Sean first came to the Mission in 2018, but left after a short time. “I would go on these drinking binges and each time it would get worse and worse,” he said.

Sean tried to get clean on his own, and at one point had been clean for six months. But while on a work trip, he had some beers. Sean then remembered something he needed from Walmart. “I got so intoxicated that I fell asleep at the wheel,” he said. “I hit a curb and a sign and still didn’t wake up. I kept going and eventually hit a tree. I woke up to a cop waking me up.”

When Sean called his fiancée, she was so disappointed, he said. Sean’s company vehicle was destroyed everywhere except for where he was sitting in the driver’s seat. “I didn’t get hurt,” he said. “The airbags came out.
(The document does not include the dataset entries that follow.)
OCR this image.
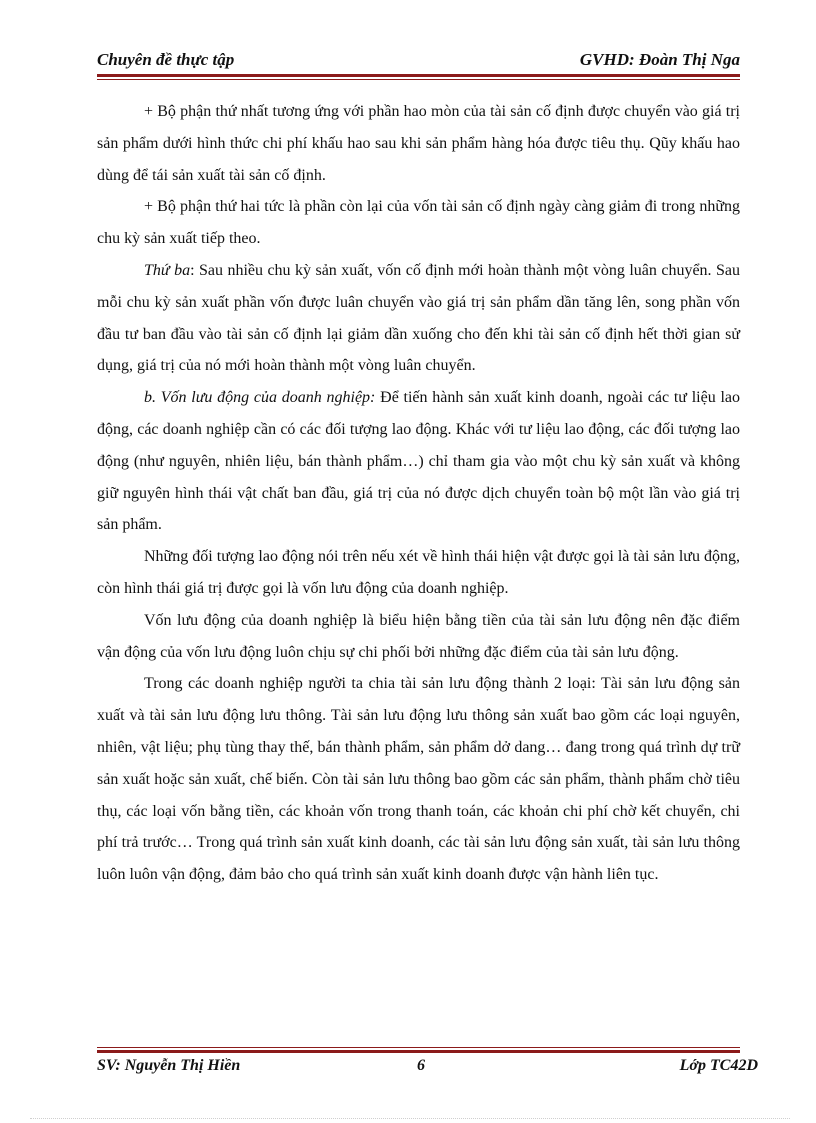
Chuyên đề thực tập	GVHD: Đoàn Thị Nga

+ Bộ phận thứ nhất tương ứng với phần hao mòn của tài sản cố định được chuyển vào giá trị sản phẩm dưới hình thức chi phí khấu hao sau khi sản phẩm hàng hóa được tiêu thụ. Qũy khấu hao dùng để tái sản xuất tài sản cố định.

+ Bộ phận thứ hai tức là phần còn lại của vốn tài sản cố định ngày càng giảm đi trong những chu kỳ sản xuất tiếp theo.

Thứ ba: Sau nhiều chu kỳ sản xuất, vốn cố định mới hoàn thành một vòng luân chuyển. Sau mỗi chu kỳ sản xuất phần vốn được luân chuyển vào giá trị sản phẩm dần tăng lên, song phần vốn đầu tư ban đầu vào tài sản cố định lại giảm dần xuống cho đến khi tài sản cố định hết thời gian sử dụng, giá trị của nó mới hoàn thành một vòng luân chuyển.

b. Vốn lưu động của doanh nghiệp: Để tiến hành sản xuất kinh doanh, ngoài các tư liệu lao động, các doanh nghiệp cần có các đối tượng lao động. Khác với tư liệu lao động, các đối tượng lao động (như nguyên, nhiên liệu, bán thành phẩm…) chỉ tham gia vào một chu kỳ sản xuất và không giữ nguyên hình thái vật chất ban đầu, giá trị của nó được dịch chuyển toàn bộ một lần vào giá trị sản phẩm.

Những đối tượng lao động nói trên nếu xét về hình thái hiện vật được gọi là tài sản lưu động, còn hình thái giá trị được gọi là vốn lưu động của doanh nghiệp.

Vốn lưu động của doanh nghiệp là biểu hiện bằng tiền của tài sản lưu động nên đặc điểm vận động của vốn lưu động luôn chịu sự chi phối bởi những đặc điểm của tài sản lưu động.

Trong các doanh nghiệp người ta chia tài sản lưu động thành 2 loại: Tài sản lưu động sản xuất và tài sản lưu động lưu thông. Tài sản lưu động lưu thông sản xuất bao gồm các loại nguyên, nhiên, vật liệu; phụ tùng thay thế, bán thành phẩm, sản phẩm dở dang… đang trong quá trình dự trữ sản xuất hoặc sản xuất, chế biến. Còn tài sản lưu thông bao gồm các sản phẩm, thành phẩm chờ tiêu thụ, các loại vốn bằng tiền, các khoản vốn trong thanh toán, các khoản chi phí chờ kết chuyển, chi phí trả trước… Trong quá trình sản xuất kinh doanh, các tài sản lưu động sản xuất, tài sản lưu thông luôn luôn vận động, đảm bảo cho quá trình sản xuất kinh doanh được vận hành liên tục.

SV: Nguyễn Thị Hiền	6	Lớp TC42D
I felt like it was God telling me that this was another chance for me to get it together.”

Sean was again unsuccessful at quitting on his own, so he called Program Manager John Schmidt at the Mission.
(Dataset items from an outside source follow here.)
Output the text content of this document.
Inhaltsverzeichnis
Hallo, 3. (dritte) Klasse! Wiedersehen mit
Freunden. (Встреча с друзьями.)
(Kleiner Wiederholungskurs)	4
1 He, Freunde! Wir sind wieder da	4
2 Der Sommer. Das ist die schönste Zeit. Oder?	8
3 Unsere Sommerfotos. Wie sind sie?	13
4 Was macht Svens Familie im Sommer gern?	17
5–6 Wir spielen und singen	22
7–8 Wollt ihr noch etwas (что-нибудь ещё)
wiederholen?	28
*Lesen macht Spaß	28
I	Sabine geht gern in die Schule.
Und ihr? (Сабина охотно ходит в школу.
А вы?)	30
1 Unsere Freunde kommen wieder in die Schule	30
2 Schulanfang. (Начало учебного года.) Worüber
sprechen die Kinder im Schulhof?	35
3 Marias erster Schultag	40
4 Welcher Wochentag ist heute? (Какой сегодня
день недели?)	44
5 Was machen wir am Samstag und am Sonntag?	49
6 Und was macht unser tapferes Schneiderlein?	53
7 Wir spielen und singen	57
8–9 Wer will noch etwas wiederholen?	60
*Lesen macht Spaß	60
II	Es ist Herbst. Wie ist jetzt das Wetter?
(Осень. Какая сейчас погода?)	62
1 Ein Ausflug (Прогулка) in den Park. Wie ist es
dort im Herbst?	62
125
They had kept in touch over the years. “I was tired of drinking, and I didn’t want to take (this second chance at life) for granted,” he said. “He told me to come back to the program.”

Sean said the Mission staff welcomed him back when he returned last October. “I felt a release when I got to the Mission,” he said. “Pastor John quotes 1 Corinthians 13:11 for me. ‘When I was a child, I talked like a child, I thought like a child, I reasoned like a child. When I became a man, I put the ways of childhood behind me.’

“I wasn’t ready the first time I came to the program. I am ready now. I don’t feel the weight on my shoulders. I had to surrender to God.”

Sean talks to his fiancée, who he’s been with for six years, every day. “The thought of losing her along with my seven kids made me want to change,” he said. “She’s been through it all with me and I am grateful she is still hanging on, but she has had enough.”

“I love my family and I take a lot of pride in my family,” Sean added, sharing that he hopes he’ll be able to return to them after he graduates. Sean also has plans to become a drug and alcohol counselor for men and young people.